A Associação Brasileira dos Produtores de Soja (Aprosoja) e a Associação Mato-grossense dos Municípios (AMM) consideram a moratória uma “aberração” por ser ainda mais restritiva do que o Novo Código Florestal. Também argumentam que a Amazônia já é protegida por unidades de conservação e terras indígenas.

Quais países exigem garantias de que a soja não saia de áreas desmatadas?

Atualmente, União Europeia, Inglaterra, Tailândia, Indonésia, Vietnã, Israel e China exigem certificados garantindo que a produção de soja não saia de áreas desmatadas da Amazônia após julho de 2008.

Quem gerencia a moratória da soja?

A gestão da moratória é feita por um grupo (GTS) integrado pelas duas associações, por órgãos do governo federal e ONGs socioambientais. Atualmente, há uma falha na ausência de representantes dos produtores rurais nessa gestão.

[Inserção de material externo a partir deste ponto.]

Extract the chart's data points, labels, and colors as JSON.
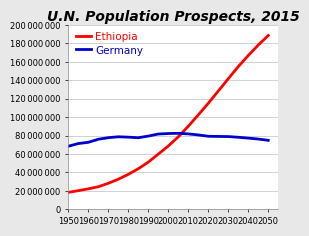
{
  "title": "U.N. Population Prospects, 2015",
  "xlim": [
    1950,
    2055
  ],
  "ylim": [
    0,
    200000000
  ],
  "xticks": [
    1950,
    1960,
    1970,
    1980,
    1990,
    2000,
    2010,
    2020,
    2030,
    2040,
    2050
  ],
  "yticks": [
    0,
    20000000,
    40000000,
    60000000,
    80000000,
    100000000,
    120000000,
    140000000,
    160000000,
    180000000,
    200000000
  ],
  "ethiopia": {
    "label": "Ethiopia",
    "color": "#ff0000",
    "years": [
      1950,
      1955,
      1960,
      1965,
      1970,
      1975,
      1980,
      1985,
      1990,
      1995,
      2000,
      2005,
      2010,
      2015,
      2020,
      2025,
      2030,
      2035,
      2040,
      2045,
      2050
    ],
    "values": [
      18434000,
      20248000,
      22244000,
      24511000,
      28223000,
      32659000,
      37944000,
      43989000,
      51228000,
      59876000,
      68614000,
      78620000,
      90076000,
      102374000,
      114964000,
      128249000,
      141580000,
      154786000,
      166776000,
      178110000,
      188520000
    ]
  },
  "germany": {
    "label": "Germany",
    "color": "#0000cd",
    "years": [
      1950,
      1955,
      1960,
      1965,
      1970,
      1975,
      1980,
      1985,
      1990,
      1995,
      2000,
      2005,
      2010,
      2015,
      2020,
      2025,
      2030,
      2035,
      2040,
      2045,
      2050
    ],
    "values": [
      68376000,
      71352000,
      72673000,
      75964000,
      77708000,
      78673000,
      78289000,
      77661000,
      79433000,
      81661000,
      82212000,
      82469000,
      81802000,
      80689000,
      79234000,
      79050000,
      78902000,
      78167000,
      77220000,
      76230000,
      74809000
    ]
  },
  "background_color": "#e8e8e8",
  "plot_bg_color": "#ffffff",
  "grid_color": "#c0c0c0",
  "title_fontsize": 10,
  "legend_fontsize": 7.5,
  "tick_fontsize": 6,
  "line_width": 2.0
}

O que será feito para buscar a negociação entre produtores e exportadores?

A deputada Coronel Fernanda (PL-MT) decidiu criar um grupo de trabalho para buscar a negociação entre produtores rurais e exportadores. Ela propõe a participação de representantes dos municípios e da Frente Parlamentar da Agropecuária na gestão da moratória da soja, além de uma auditoria externa no processo de certificação.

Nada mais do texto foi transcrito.